Cainiao talks about two-dimensional arrays, and cainiao two-dimensional arrays.

Cainiao talks about two-dimensional arrays, and cainiao two-dimensional arrays.

Every time I encounter a two-dimensional array in the C language, it is a special headache. It is not difficult to use it, but I don't know what its array name represents. But we know that when we define an array, its array name is the address of the first element, that is, the following statement is equivalent:

int a[3]={1,2,3};printf ("%d\n",a);printf ("%d\n",&a[0]);

They will output the same value, and more importantly, they have the same meaning. In the process of accessing members from arrays, it is completely converted into pointers for indirect access, that is:

A [I] is equivalent to * (a + I) and a [I] is equivalent to (a + I)

Based on this idea, let's look at the two Arrays:

Int a [3] [4] = {1, 2, 3, 4}, {5, 6, 7, 8}, {9, 10, 11, 12}; printf ("% u \ n ", a); // The address is output using % u to prevent the address from being too large. Printf ("% u \ n", a [0]); printf ("% u \ n", & a [0]);

In a two-digit array, the values of the output result are the same, but only the values are the same. Their meanings are quite different. So who is the equivalent of the Two-dimensional array name above? The answer is & a [0]; // line address

In fact, the C language does not have a two-dimensional array, but the C language has a one-dimensional array, so it is not difficult to imitate an n-dimensional array. Therefore, a two-dimensional array is only an array, but no element in the array is also an array.

That is, each element a [I] represents an array. It is not difficult to understand it with a one-dimensional array. As mentioned above, in a one-dimensional array, the first address of the array name and the first element is equivalent to a <--> & a [0]; (one-dimensional array ).

So, every element of our array (two-dimensional array) is an array,

Therefore, a [0] <--> & a [0] [0]; // This indicates the column address, which will be differentiated from the row address.

So a <--> & a [0]; // The line address is displayed here.

Now we know the meaning of the two-dimensional array name, which is equivalent to that. Now let's look at the difference between the row address and column address.

In fact, in the above two-dimensional array code, the output results are the same, but their meanings are quite different. Different meanings? What is the difference? The difference is: Moving the pointer.

We know that the pointer is moved in bytes of the data type. The two pointers may point to the same address, but their unit is likely to be different.

int b[3][4]={{1,2,3,4},{5,6,7,8},{9,10,11,12}};printf ("%u\n",b+1);//+16printf ("%u\n",b[0]+1);//+4printf ("%u\n",&b[0]+1);//+16

We can see that the distance between pointer movement is very different (I think this is very important ). This is because B and & B [0] are equivalent, and they represent the row address, that is, the distance of a row is moved every time one unit is moved.

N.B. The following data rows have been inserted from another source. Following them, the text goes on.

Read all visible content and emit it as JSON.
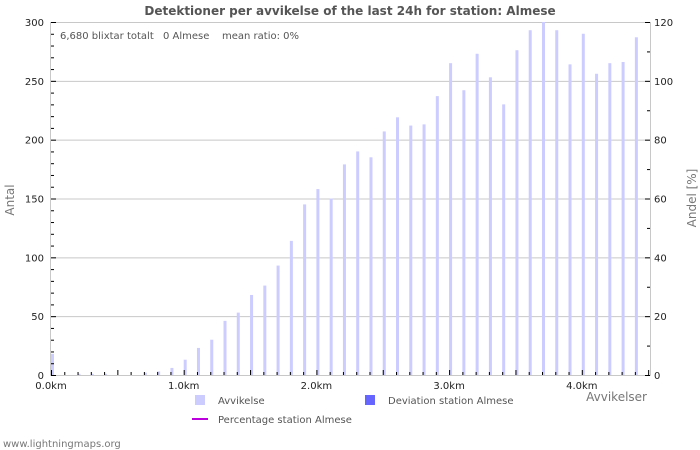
{
  "title": "Detektioner per avvikelse of the last 24h for station: Almese",
  "stats": {
    "total": "6,680 blixtar totalt",
    "station": "0 Almese",
    "mean_ratio": "mean ratio: 0%"
  },
  "axes": {
    "left_label": "Antal",
    "right_label": "Andel [%]",
    "x_label": "Avvikelser"
  },
  "legend": {
    "items": [
      {
        "label": "Avvikelse",
        "icon": "square-swatch",
        "color": "#ccccff"
      },
      {
        "label": "Deviation station Almese",
        "icon": "square-swatch",
        "color": "#6666ff"
      },
      {
        "label": "Percentage station Almese",
        "icon": "line-swatch",
        "color": "#bb00dd"
      }
    ]
  },
  "footer": "www.lightningmaps.org",
  "colors": {
    "bar": "#ccccff",
    "station_bar": "#6666ff",
    "percentage_line": "#bb00dd",
    "grid": "#c8c8c8",
    "tick": "#000000"
  },
  "chart_data": {
    "type": "bar",
    "title": "Detektioner per avvikelse of the last 24h for station: Almese",
    "xlabel": "Avvikelser",
    "ylabel": "Antal",
    "y2label": "Andel [%]",
    "ylim": [
      0,
      300
    ],
    "y2lim": [
      0,
      120
    ],
    "grid": true,
    "legend_position": "bottom",
    "y_ticks": [
      0,
      50,
      100,
      150,
      200,
      250,
      300
    ],
    "y2_ticks": [
      0,
      20,
      40,
      60,
      80,
      100,
      120
    ],
    "x_tick_labels": [
      "0.0km",
      "1.0km",
      "2.0km",
      "3.0km",
      "4.0km"
    ],
    "x_tick_values_km": [
      0,
      1,
      2,
      3,
      4
    ],
    "categories": [
      "0.0km",
      "0.1km",
      "0.2km",
      "0.3km",
      "0.4km",
      "0.5km",
      "0.6km",
      "0.7km",
      "0.8km",
      "0.9km",
      "1.0km",
      "1.1km",
      "1.2km",
      "1.3km",
      "1.4km",
      "1.5km",
      "1.6km",
      "1.7km",
      "1.8km",
      "1.9km",
      "2.0km",
      "2.1km",
      "2.2km",
      "2.3km",
      "2.4km",
      "2.5km",
      "2.6km",
      "2.7km",
      "2.8km",
      "2.9km",
      "3.0km",
      "3.1km",
      "3.2km",
      "3.3km",
      "3.4km",
      "3.5km",
      "3.6km",
      "3.7km",
      "3.8km",
      "3.9km",
      "4.0km",
      "4.1km",
      "4.2km",
      "4.3km",
      "4.4km"
    ],
    "series": [
      {
        "name": "Avvikelse",
        "axis": "left",
        "values": [
          18,
          0,
          1,
          1,
          1,
          0,
          0,
          2,
          3,
          6,
          13,
          23,
          30,
          46,
          53,
          68,
          76,
          93,
          114,
          145,
          158,
          150,
          179,
          190,
          185,
          207,
          219,
          212,
          213,
          237,
          265,
          242,
          273,
          253,
          230,
          276,
          293,
          300,
          293,
          264,
          290,
          256,
          265,
          266,
          287
        ]
      },
      {
        "name": "Deviation station Almese",
        "axis": "left",
        "values": [
          0,
          0,
          0,
          0,
          0,
          0,
          0,
          0,
          0,
          0,
          0,
          0,
          0,
          0,
          0,
          0,
          0,
          0,
          0,
          0,
          0,
          0,
          0,
          0,
          0,
          0,
          0,
          0,
          0,
          0,
          0,
          0,
          0,
          0,
          0,
          0,
          0,
          0,
          0,
          0,
          0,
          0,
          0,
          0,
          0
        ]
      },
      {
        "name": "Percentage station Almese",
        "axis": "right",
        "values": [
          0,
          0,
          0,
          0,
          0,
          0,
          0,
          0,
          0,
          0,
          0,
          0,
          0,
          0,
          0,
          0,
          0,
          0,
          0,
          0,
          0,
          0,
          0,
          0,
          0,
          0,
          0,
          0,
          0,
          0,
          0,
          0,
          0,
          0,
          0,
          0,
          0,
          0,
          0,
          0,
          0,
          0,
          0,
          0,
          0
        ]
      }
    ]
  }
}
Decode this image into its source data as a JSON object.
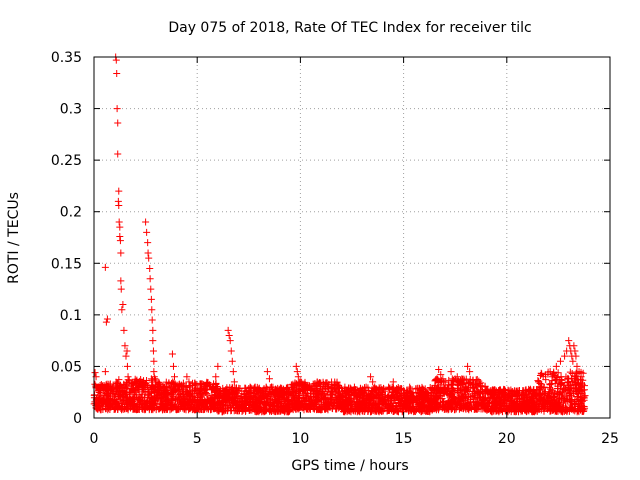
{
  "chart_data": {
    "type": "scatter",
    "title": "Day 075 of 2018, Rate Of TEC Index for receiver tilc",
    "xlabel": "GPS time / hours",
    "ylabel": "ROTI / TECUs",
    "xlim": [
      0,
      25
    ],
    "ylim": [
      0,
      0.35
    ],
    "grid": true,
    "marker": "+",
    "marker_color": "#ff0000",
    "x_ticks": [
      0,
      5,
      10,
      15,
      20,
      25
    ],
    "x_tick_labels": [
      "0",
      "5",
      "10",
      "15",
      "20",
      "25"
    ],
    "y_ticks": [
      0,
      0.05,
      0.1,
      0.15,
      0.2,
      0.25,
      0.3,
      0.35
    ],
    "y_tick_labels": [
      "0",
      "0.05",
      "0.1",
      "0.15",
      "0.2",
      "0.25",
      "0.3",
      "0.35"
    ],
    "baseline_segments": [
      {
        "from": 0.0,
        "to": 1.0,
        "low": 0.008,
        "high": 0.033
      },
      {
        "from": 1.0,
        "to": 3.0,
        "low": 0.008,
        "high": 0.038
      },
      {
        "from": 3.0,
        "to": 6.0,
        "low": 0.008,
        "high": 0.035
      },
      {
        "from": 6.0,
        "to": 9.5,
        "low": 0.006,
        "high": 0.03
      },
      {
        "from": 9.5,
        "to": 12.0,
        "low": 0.008,
        "high": 0.035
      },
      {
        "from": 12.0,
        "to": 16.5,
        "low": 0.006,
        "high": 0.03
      },
      {
        "from": 16.5,
        "to": 19.0,
        "low": 0.008,
        "high": 0.038
      },
      {
        "from": 19.0,
        "to": 21.5,
        "low": 0.006,
        "high": 0.028
      },
      {
        "from": 21.5,
        "to": 23.8,
        "low": 0.006,
        "high": 0.045
      }
    ],
    "series": [
      {
        "name": "ROTI",
        "x": [
          0.05,
          0.1,
          0.55,
          0.55,
          0.6,
          0.65,
          0.7,
          1.05,
          1.08,
          1.1,
          1.12,
          1.15,
          1.15,
          1.18,
          1.2,
          1.2,
          1.22,
          1.25,
          1.25,
          1.28,
          1.3,
          1.3,
          1.32,
          1.35,
          1.4,
          1.45,
          1.5,
          1.55,
          1.6,
          1.62,
          1.65,
          1.7,
          2.5,
          2.55,
          2.6,
          2.62,
          2.65,
          2.7,
          2.72,
          2.75,
          2.78,
          2.8,
          2.82,
          2.85,
          2.85,
          2.88,
          2.9,
          2.9,
          2.92,
          2.95,
          3.0,
          3.05,
          3.1,
          3.8,
          3.85,
          3.9,
          4.5,
          4.6,
          5.9,
          6.0,
          6.5,
          6.55,
          6.6,
          6.65,
          6.7,
          6.75,
          6.8,
          8.4,
          8.5,
          8.6,
          9.8,
          9.85,
          9.9,
          10.0,
          10.3,
          10.5,
          13.4,
          13.5,
          13.6,
          14.5,
          16.7,
          16.8,
          16.9,
          17.3,
          17.6,
          18.1,
          18.2,
          22.1,
          22.2,
          22.4,
          22.6,
          22.8,
          22.9,
          23.0,
          23.05,
          23.1,
          23.15,
          23.2,
          23.25,
          23.3,
          23.35,
          23.4,
          23.5,
          23.6
        ],
        "y": [
          0.044,
          0.04,
          0.146,
          0.045,
          0.093,
          0.096,
          0.013,
          0.35,
          0.347,
          0.334,
          0.3,
          0.286,
          0.256,
          0.21,
          0.22,
          0.206,
          0.19,
          0.185,
          0.176,
          0.172,
          0.16,
          0.133,
          0.125,
          0.105,
          0.11,
          0.085,
          0.07,
          0.06,
          0.065,
          0.05,
          0.04,
          0.035,
          0.19,
          0.18,
          0.17,
          0.16,
          0.155,
          0.145,
          0.135,
          0.125,
          0.115,
          0.105,
          0.095,
          0.085,
          0.075,
          0.065,
          0.055,
          0.045,
          0.04,
          0.038,
          0.035,
          0.032,
          0.03,
          0.062,
          0.05,
          0.04,
          0.04,
          0.035,
          0.04,
          0.05,
          0.085,
          0.08,
          0.075,
          0.065,
          0.055,
          0.045,
          0.035,
          0.045,
          0.038,
          0.03,
          0.05,
          0.045,
          0.04,
          0.035,
          0.03,
          0.028,
          0.04,
          0.035,
          0.03,
          0.035,
          0.047,
          0.042,
          0.038,
          0.045,
          0.04,
          0.05,
          0.045,
          0.045,
          0.04,
          0.05,
          0.055,
          0.06,
          0.065,
          0.075,
          0.07,
          0.065,
          0.06,
          0.055,
          0.07,
          0.065,
          0.06,
          0.05,
          0.045,
          0.04
        ]
      }
    ]
  }
}
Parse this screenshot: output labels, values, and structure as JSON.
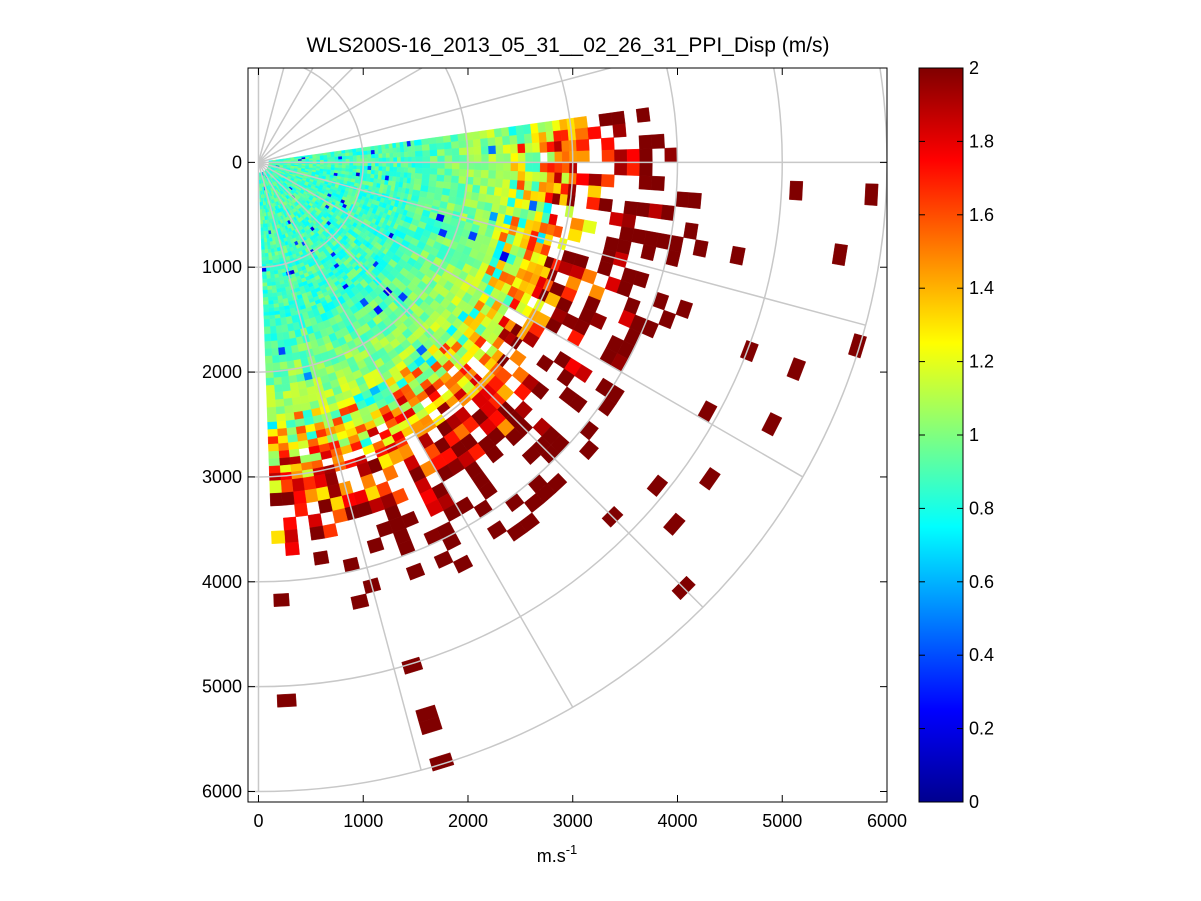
{
  "chart_data": {
    "type": "heatmap",
    "title": "WLS200S-16_2013_05_31__02_26_31_PPI_Disp (m/s)",
    "xlabel": "m.s",
    "xlabel_superscript": "-1",
    "ylabel": "",
    "xlim": [
      -100,
      6000
    ],
    "ylim": [
      6100,
      -900
    ],
    "y_axis_direction": "reversed",
    "xticks": [
      0,
      1000,
      2000,
      3000,
      4000,
      5000,
      6000
    ],
    "yticks": [
      0,
      1000,
      2000,
      3000,
      4000,
      5000,
      6000
    ],
    "grid": "polar",
    "polar_grid": {
      "ring_radii": [
        1000,
        2000,
        3000,
        4000,
        5000,
        6000
      ],
      "spoke_angles_deg": [
        90,
        75,
        60,
        45,
        30,
        15,
        0,
        -15,
        -30,
        -45,
        -60,
        -75,
        -90
      ]
    },
    "scan": {
      "azimuth_range_deg": [
        -8,
        88
      ],
      "range_m": [
        100,
        6000
      ]
    },
    "colorbar": {
      "colormap": "jet",
      "clim": [
        0,
        2
      ],
      "ticks": [
        0,
        0.2,
        0.4,
        0.6,
        0.8,
        1,
        1.2,
        1.4,
        1.6,
        1.8,
        2
      ],
      "location": "right"
    },
    "colors": {
      "grid": "#c8c8c8",
      "axis": "#000000",
      "background": "#ffffff"
    }
  }
}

B [0] is equivalent to & B [0] [0]. It indicates the column address. Each time it is moved, only the byte of sizeof (B [0] [0]) is moved, it is the byte occupied by an element, which is a difference in their meanings.

 

When I used the memset function, I was most afraid to use a two-dimensional array. I really don't know if it was to input a, a [0], & a [0], or & a [0] [0]. We know that their values are the same, but they mean different meanings. Which one do we need to input? In fact, everything works. This is no longer a knowledge of two-dimensional arrays. It is related to the void * pointer and the internal processing method of the memset function,

Void * memset (void * dest, int c, size_t count); // declaration of the memset Function

Void * pointer represents an address. It is just an address. We will not comment on their meaning. Why? Didn't the pointer mean very important? Now I don't know what to do? This is because the memset function can set any memory to a certain value. We can pass int *, double *, float *, char * or even struct _ Person *. It is impossible for us to write a function for each type, because after we have the struct type, the data type is no longer elusive. Therefore, to achieve this, we can only pass in one address, and process each byte (because the computer is byte ). I will paste the code below. It is no longer a knowledge of two-dimensional arrays.

Void * mymemset (void * str, int number, int ByteSize) {char * ptr = (char *) str; int I; for (I = 0; I <ByteSize; I ++) {* ptr = number; ptr ++;} // * ptr = '\ 0'; // after calling memset, if it is a string, remember to set the terminator return str ;}

The above is only my personal opinion. If there is any mistake, I hope readers will point out that the author is grateful.